Ivanilce abordou, ainda, o fato de o campo político ser historicamente reconhecido como um espaço puramente masculino e, por isso, a inferioridade feminina foi naturalizada e elas foram excluídas dos espaços públicos de poder e decisão. Porém, segundo ela, devido às inúmeras frentes de lutas que se desenharam ao longo do tempo, a mulher foi se situando na posição de protagonista na vida pública.

Na visão da professora, entre as dificuldades impostas às mães no exercício parlamentar, existem os entraves estruturais, os espaços institucionais, e, sobretudo, os espaços políticos, que não são pensados para abrigar mães.

“Não existem trocadores nem espaço para amamentação ou cuidados básicos, por exemplo, nos espaços públicos de poder. Na Câmara Federal, por exemplo, fatores como os horários das sessões, o tempo de licença-maternidade, que é de somente quatro meses, são dificuldades impostas às mães.
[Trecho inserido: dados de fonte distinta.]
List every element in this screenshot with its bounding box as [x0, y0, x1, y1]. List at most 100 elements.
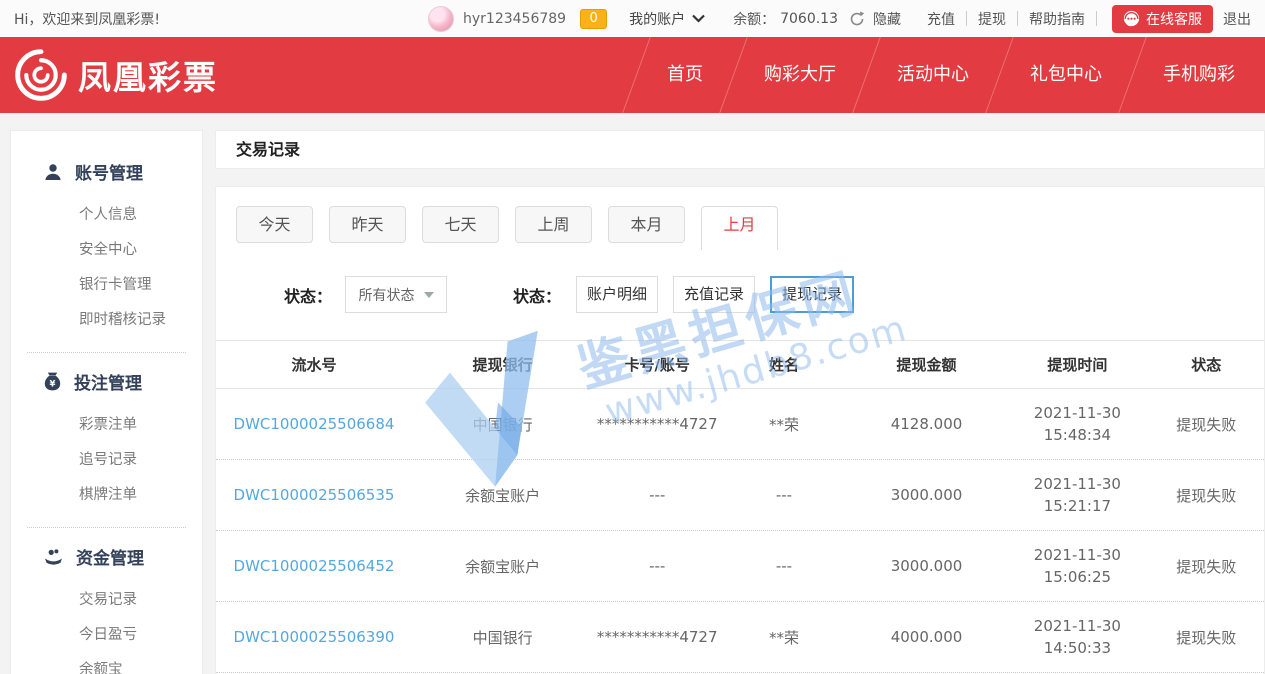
nav-item-gift-center[interactable]: 礼包中心 [1000, 37, 1132, 113]
bank-cell: 余额宝账户 [412, 556, 593, 577]
nav-item-mobile[interactable]: 手机购彩 [1133, 37, 1265, 113]
caret-down-icon [424, 292, 434, 298]
card-cell: ***********4727 [593, 415, 721, 433]
status-filter-label: 状态： [284, 283, 332, 307]
col-header-name: 姓名 [721, 354, 847, 375]
sidebar-item-bank-card[interactable]: 银行卡管理 [11, 268, 202, 303]
sidebar-item-board-orders[interactable]: 棋牌注单 [11, 478, 202, 513]
withdraw-link[interactable]: 提现 [978, 9, 1006, 29]
svg-text:¥: ¥ [50, 380, 56, 390]
bank-cell: 中国银行 [412, 627, 593, 648]
welcome-text: Hi，欢迎来到凤凰彩票! [14, 9, 160, 29]
table-row: DWC1000025506684 中国银行 ***********4727 **… [216, 389, 1264, 460]
sidebar-divider [27, 527, 186, 528]
tab-this-month[interactable]: 本月 [608, 206, 685, 243]
sidebar-section-title: 资金管理 [76, 544, 144, 569]
time-cell: 2021-11-30 15:48:34 [1006, 402, 1149, 446]
main-nav: 首页 购彩大厅 活动中心 礼包中心 手机购彩 [636, 37, 1265, 113]
main-header: 凤凰彩票 首页 购彩大厅 活动中心 礼包中心 手机购彩 [0, 37, 1265, 113]
recharge-link[interactable]: 充值 [927, 9, 955, 29]
hide-balance-link[interactable]: 隐藏 [873, 9, 901, 29]
sidebar-section-title: 账号管理 [75, 159, 143, 184]
message-count-badge[interactable]: 0 [580, 9, 607, 29]
col-header-amount: 提现金额 [847, 354, 1006, 375]
account-detail-button[interactable]: 账户明细 [576, 276, 658, 313]
col-header-status: 状态 [1149, 354, 1264, 375]
sidebar-item-security-center[interactable]: 安全中心 [11, 233, 202, 268]
card-cell: ***********4727 [593, 628, 721, 646]
tab-last-week[interactable]: 上周 [515, 206, 592, 243]
nav-item-lottery-hall[interactable]: 购彩大厅 [734, 37, 866, 113]
brand-logo[interactable]: 凤凰彩票 [14, 48, 218, 102]
main-content: 交易记录 今天 昨天 七天 上周 本月 上月 状态： 所有状态 状态： 账户明细… [215, 130, 1265, 674]
col-header-bank: 提现银行 [412, 354, 593, 375]
sidebar-section-account: 账号管理 [11, 159, 202, 184]
sidebar-section-funds: 资金管理 [11, 544, 202, 569]
name-cell: --- [721, 557, 847, 575]
status-cell: 提现失败 [1149, 414, 1264, 435]
help-guide-link[interactable]: 帮助指南 [1029, 9, 1085, 29]
time-cell: 2021-11-30 14:50:33 [1006, 615, 1149, 659]
username-text: hyr123456789 [463, 11, 566, 27]
user-avatar[interactable] [428, 6, 454, 32]
card-cell: --- [593, 486, 721, 504]
serial-number[interactable]: DWC1000025506390 [216, 628, 412, 646]
sidebar-section-betting: ¥ 投注管理 [11, 369, 202, 394]
tab-today[interactable]: 今天 [236, 206, 313, 243]
date-text: 2021-11-30 [1006, 615, 1149, 637]
logout-link[interactable]: 退出 [1223, 9, 1251, 29]
status-cell: 提现失败 [1149, 485, 1264, 506]
tab-seven-days[interactable]: 七天 [422, 206, 499, 243]
sidebar-item-transaction-records[interactable]: 交易记录 [11, 583, 202, 618]
bank-cell: 中国银行 [412, 414, 593, 435]
my-account-dropdown[interactable]: 我的账户 [629, 9, 705, 29]
card-cell: --- [593, 557, 721, 575]
time-text: 15:06:25 [1006, 566, 1149, 588]
time-cell: 2021-11-30 15:06:25 [1006, 544, 1149, 588]
sidebar: 账号管理 个人信息 安全中心 银行卡管理 即时稽核记录 ¥ 投注管理 彩票注单 … [10, 130, 203, 674]
withdraw-records-button[interactable]: 提现记录 [770, 276, 854, 313]
nav-item-home[interactable]: 首页 [637, 37, 733, 113]
time-cell: 2021-11-30 15:21:17 [1006, 473, 1149, 517]
amount-cell: 4000.000 [847, 628, 1006, 646]
type-filter-label: 状态： [513, 283, 561, 307]
recharge-records-button[interactable]: 充值记录 [673, 276, 755, 313]
divider [1017, 11, 1018, 26]
records-card: 今天 昨天 七天 上周 本月 上月 状态： 所有状态 状态： 账户明细 充值记录… [215, 186, 1265, 674]
funds-icon [44, 548, 63, 565]
bank-cell: 余额宝账户 [412, 485, 593, 506]
status-cell: 提现失败 [1149, 627, 1264, 648]
date-text: 2021-11-30 [1006, 473, 1149, 495]
sidebar-item-chase-records[interactable]: 追号记录 [11, 443, 202, 478]
online-service-button[interactable]: 在线客服 [1112, 5, 1213, 33]
status-select[interactable]: 所有状态 [345, 276, 447, 313]
time-text: 15:48:34 [1006, 424, 1149, 446]
tab-yesterday[interactable]: 昨天 [329, 206, 406, 243]
moneybag-icon: ¥ [44, 372, 61, 391]
table-row: DWC1000025506452 余额宝账户 --- --- 3000.000 … [216, 531, 1264, 602]
divider [966, 11, 967, 26]
sidebar-item-today-pl[interactable]: 今日盈亏 [11, 618, 202, 653]
refresh-icon[interactable] [849, 11, 865, 27]
serial-number[interactable]: DWC1000025506535 [216, 486, 412, 504]
table-row: DWC1000025506535 余额宝账户 --- --- 3000.000 … [216, 460, 1264, 531]
sidebar-section-title: 投注管理 [74, 369, 142, 394]
nav-item-activity-center[interactable]: 活动中心 [867, 37, 999, 113]
date-text: 2021-11-30 [1006, 544, 1149, 566]
amount-cell: 3000.000 [847, 486, 1006, 504]
phoenix-logo-icon [14, 48, 68, 102]
filter-row: 状态： 所有状态 状态： 账户明细 充值记录 提现记录 [216, 250, 1264, 340]
sidebar-item-personal-info[interactable]: 个人信息 [11, 198, 202, 233]
serial-number[interactable]: DWC1000025506684 [216, 415, 412, 433]
table-row: DWC1000025506390 中国银行 ***********4727 **… [216, 602, 1264, 673]
tab-last-month[interactable]: 上月 [701, 206, 778, 250]
serial-number[interactable]: DWC1000025506452 [216, 557, 412, 575]
page-title: 交易记录 [215, 130, 1265, 169]
sidebar-item-yuebao[interactable]: 余额宝 [11, 653, 202, 674]
brand-name: 凤凰彩票 [78, 51, 218, 99]
date-range-tabs: 今天 昨天 七天 上周 本月 上月 [216, 206, 1264, 250]
sidebar-item-audit-record[interactable]: 即时稽核记录 [11, 303, 202, 338]
user-icon [44, 163, 62, 181]
time-text: 14:50:33 [1006, 637, 1149, 659]
sidebar-item-lottery-orders[interactable]: 彩票注单 [11, 408, 202, 443]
No geral, existe um impedimento até para elas se lançarem candidatas, pela ausência de uma rede de apoio para o cuidado dos filhos enquanto atuam num parlamento”, destacou.

Chagas afirmou, também, que a manutenção da centralidade do trabalho de cuidado na figura da mulher é uma das barreiras que impede muitas mulheres de sequer cogitar participar da política.

Ainda segundo a professora, diante da responsabilidade de uma dupla e até tripla jornada diária, tendo que conciliar a vida doméstica com o trabalho ou outras tarefas, faz praticamente com que elas anulem as possibilidades e interesses no exercício da política.